Victor Serge himself was a drifter, an inspired one. Born in Brussels to Russians-in-exile parents and fluent in five languages (though he wrote only in French), he spent his restless life shuttled between countries – Belgium, France, Spain, Mexico, and Russia itself. He proved himself a fiercely truthful reporter and novelist, which guaranteed him exile and intellectual ostracism (he was booted out of Russia, in the end luckily, in 1936). As with “Darkness at Noon,” “The Case of Comrade Tulayev” is lifted above mere indictment, however justified, by artistry.


The whole of Russia is in his book, from the dreary Communist Party offices of the capital to the wind-torn steppes of banishment in the east. Through uncanny ability to slip into the skins of others, Serge brought his characters appallingly to life; not only Stalin himself (referred to only as “The Chief”) but sleazy prosecutors, embittered dissidents, members of the discarded Old Guard, peasants and priests, farmers on starving collectives, bureaucrats and apparatchiks of every stripe.

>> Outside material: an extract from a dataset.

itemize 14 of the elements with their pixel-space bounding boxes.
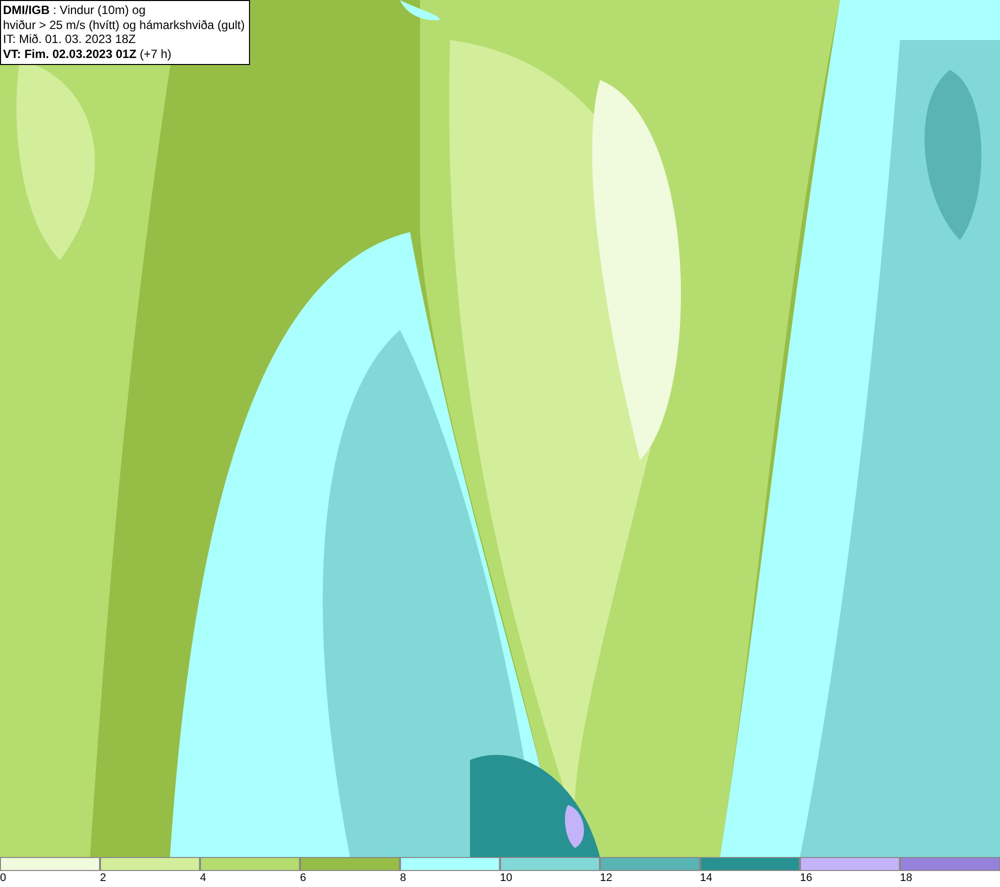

Each of these characters, all of whom in some way feed the machinery of the state and are themselves fed into it, retains some grimy shred of humanity, and it is this vestigial humanity that gives the novel almost unbearable force. Even more poignantly, Serge manifests throughout a piercing sense of the immeasurable Russian landscape; the stars, cold witnesses to atrocity, preside over some of the most moving episodes, as does the all enveloping snow that falls, like a strange, impersonal benediction, on both the supremely wicked and the helplessly innocent. For these reasons and because of his uncompromising truthfulness, Serge stands in the grand tradition of Russian letters, an heir of Tolstoy, Turgenev, and Chekhov.

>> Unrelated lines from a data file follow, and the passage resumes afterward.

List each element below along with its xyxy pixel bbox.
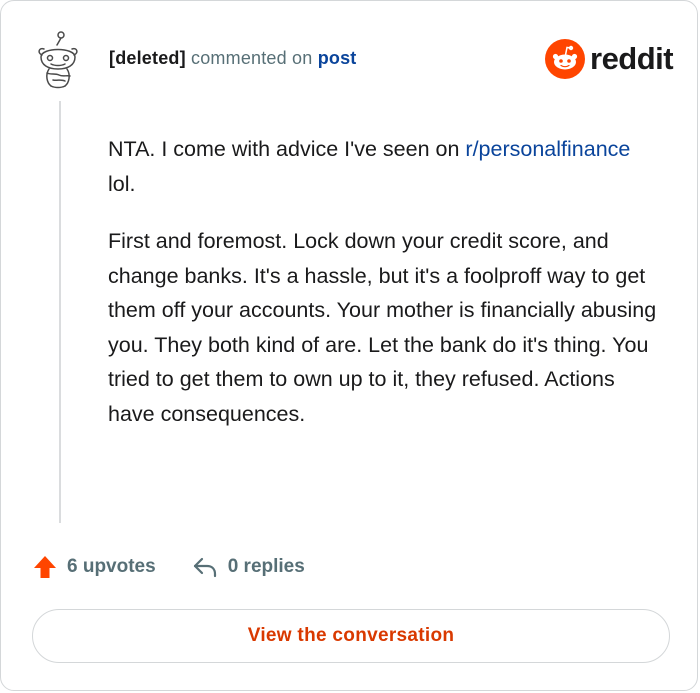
- paragraph-1-text-start: NTA. I come with advice I've seen on: [108, 137, 466, 161]
- reddit-logo[interactable]: reddit: [545, 39, 674, 79]
- upvote-stat[interactable]: 6 upvotes: [32, 554, 156, 580]
- comment-body: NTA. I come with advice I've seen on r/p…: [108, 132, 663, 454]
- comment-stats: 6 upvotes 0 replies: [32, 553, 305, 581]
- comment-action-text: commented on: [191, 48, 313, 68]
- reply-arrow-icon: [193, 557, 216, 578]
- deleted-user-snoo-icon: [38, 31, 78, 89]
- comment-card: [deleted] commented on post reddit NTA. …: [0, 0, 698, 691]
- reddit-wordmark: reddit: [590, 41, 674, 76]
- thread-line: [59, 101, 61, 523]
- deleted-user-avatar[interactable]: [35, 31, 81, 89]
- upvote-arrow-icon: [34, 556, 56, 578]
- reply-stat[interactable]: 0 replies: [192, 555, 305, 579]
- paragraph-1-text-end: lol.: [108, 171, 136, 196]
- comment-author[interactable]: [deleted]: [109, 48, 186, 68]
- post-link[interactable]: post: [318, 48, 357, 68]
- reddit-snoo-icon: [545, 39, 585, 79]
- upvote-count: 6 upvotes: [67, 556, 156, 577]
- comment-paragraph-1: NTA. I come with advice I've seen on r/p…: [108, 132, 663, 201]
- view-conversation-button[interactable]: View the conversation: [32, 609, 670, 663]
- reply-count: 0 replies: [227, 556, 305, 577]
- subreddit-link[interactable]: r/personalfinance: [465, 137, 630, 161]
- view-conversation-label: View the conversation: [247, 625, 455, 646]
- comment-paragraph-2: First and foremost. Lock down your credi…: [108, 229, 657, 426]
- comment-header: [deleted] commented on post: [109, 48, 356, 69]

Both these novels expose the logic of the lie. Other Cold War classics, such as Orwell’s incomparable “1984” and “Animal Farm” or John le Carre’s “The Spy Who Came In From the Cold” of 1963, do so brilliantly, but from outside. Koestler and Serge had both lived – and nearly died – on intimate terms with terror. Terror, which stops people’s mouths, is hardly conducive to art of any sort; somehow, through cold courage and the fury of truth, both Serge and Koestler found a way to give its victims voices, and they still reverberate.